Clearing tables: Bellarine eateries prepare for diners from June 1
CAFES, pubs and restaurants in Victoria can re-open their doors in less than two weeks to serve meals to up to 20 customers in each enclosed space, and traders on the Bellarine are cautiously optimistic about how it might work.
As announced by Premier Daniel Andrews on Sunday, the number of people per enclosed space could increase to up to 50 patrons by June 22 and up to 100 patrons by the second half of July.
All venues will need to abide by existing physical distancing requirements of one person per four square metres. Tables will also need to be spaced at least 1.5 metres apart.
Restrictions on other spaces within venues, including public bars and gaming areas, will remain in place throughout June.
Ocean Grove Business Association president Ty Simons said the easing of restrictions from June 1 had come faster than he expected and were welcomed by traders in the association.
‘We’re all really excited about being able to actually see customers again.”
He said 20 patrons at a time was “pretty good” as a starting point, but he hoped customers would respect the nature of the hospitality business.
“We want people to come in and eat, not come in for a coffee and sit there for an hour and a half.
“I know businesses are already talking about seating times, and the need to have bookings.”
However, the return to serving customers in store has its downsides. Mr Simons also runs the Driftwood Café, and said he would now have to postpone or accelerate some of his planned maintenance work.
Joel Taylor, general manager of the Taylor Group – which owns the Barwon Heads Hotel, Grovedale Hotel and Torquay Hotel – said the 20-patron limit would suit smaller operators “and it’s fantastic news for them”, but not larger venues.

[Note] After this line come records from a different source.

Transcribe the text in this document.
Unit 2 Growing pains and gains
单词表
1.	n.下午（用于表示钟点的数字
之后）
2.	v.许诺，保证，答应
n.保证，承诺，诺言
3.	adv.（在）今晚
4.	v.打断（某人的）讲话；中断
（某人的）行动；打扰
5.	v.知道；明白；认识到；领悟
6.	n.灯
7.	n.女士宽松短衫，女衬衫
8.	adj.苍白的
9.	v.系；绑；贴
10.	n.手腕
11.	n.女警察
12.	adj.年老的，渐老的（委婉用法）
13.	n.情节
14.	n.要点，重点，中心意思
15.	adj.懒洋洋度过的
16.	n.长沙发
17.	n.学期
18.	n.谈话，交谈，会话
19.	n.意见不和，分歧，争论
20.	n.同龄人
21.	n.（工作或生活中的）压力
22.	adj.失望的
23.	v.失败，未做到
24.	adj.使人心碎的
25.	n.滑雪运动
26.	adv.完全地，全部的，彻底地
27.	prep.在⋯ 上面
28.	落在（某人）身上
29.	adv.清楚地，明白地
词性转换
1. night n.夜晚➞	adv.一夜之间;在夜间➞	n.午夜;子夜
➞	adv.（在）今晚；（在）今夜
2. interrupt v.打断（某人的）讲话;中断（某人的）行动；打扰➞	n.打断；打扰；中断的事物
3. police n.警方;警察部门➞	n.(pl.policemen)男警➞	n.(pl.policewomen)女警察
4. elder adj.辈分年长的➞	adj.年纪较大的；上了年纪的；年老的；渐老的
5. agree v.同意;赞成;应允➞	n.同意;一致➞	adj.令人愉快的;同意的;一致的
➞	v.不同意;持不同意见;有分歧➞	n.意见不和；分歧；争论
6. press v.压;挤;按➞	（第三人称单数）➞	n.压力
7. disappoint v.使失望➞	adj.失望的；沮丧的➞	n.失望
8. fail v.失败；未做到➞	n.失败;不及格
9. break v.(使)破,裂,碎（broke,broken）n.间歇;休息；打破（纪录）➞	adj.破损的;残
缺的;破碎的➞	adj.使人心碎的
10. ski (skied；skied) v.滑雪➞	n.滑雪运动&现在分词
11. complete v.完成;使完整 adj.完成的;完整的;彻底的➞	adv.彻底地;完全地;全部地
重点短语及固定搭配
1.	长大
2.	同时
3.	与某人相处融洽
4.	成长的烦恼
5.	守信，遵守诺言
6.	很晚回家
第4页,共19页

“I’ve had lots of messages from customers saying ‘June 1! June 1!’, but if you’re sitting in a room designed for 200 and you’re one of 20, it’s not really the experience we want to offer you.
“Pubs are strange places without people in them.
“We’re looking forward to the next stage (with a 50-patron limit), where we might be able to turn the bars into little bistros.”
Mr Andrews said before each of the three dates, the Chief Health Officer would review the rates of community transmission in Victoria, confirm the ability to test, trace and respond to possible outbreaks and make sure there was an adequate safety net in the health system.
“This industry has told us they need time to plan and prepare to protect the safety of their staff and customers. Making these announcements now will be giving them that time.
“The hospitality industry is one of the pillars of the Victorian economy and has been among the hardest hit by this pandemic – re-opening the venues we all love is a critical piece of the puzzle in saving jobs and restoring our local communities.
“We need to be really clear, though: this is not a done deal. These timelines will depend on how we’re tracking.”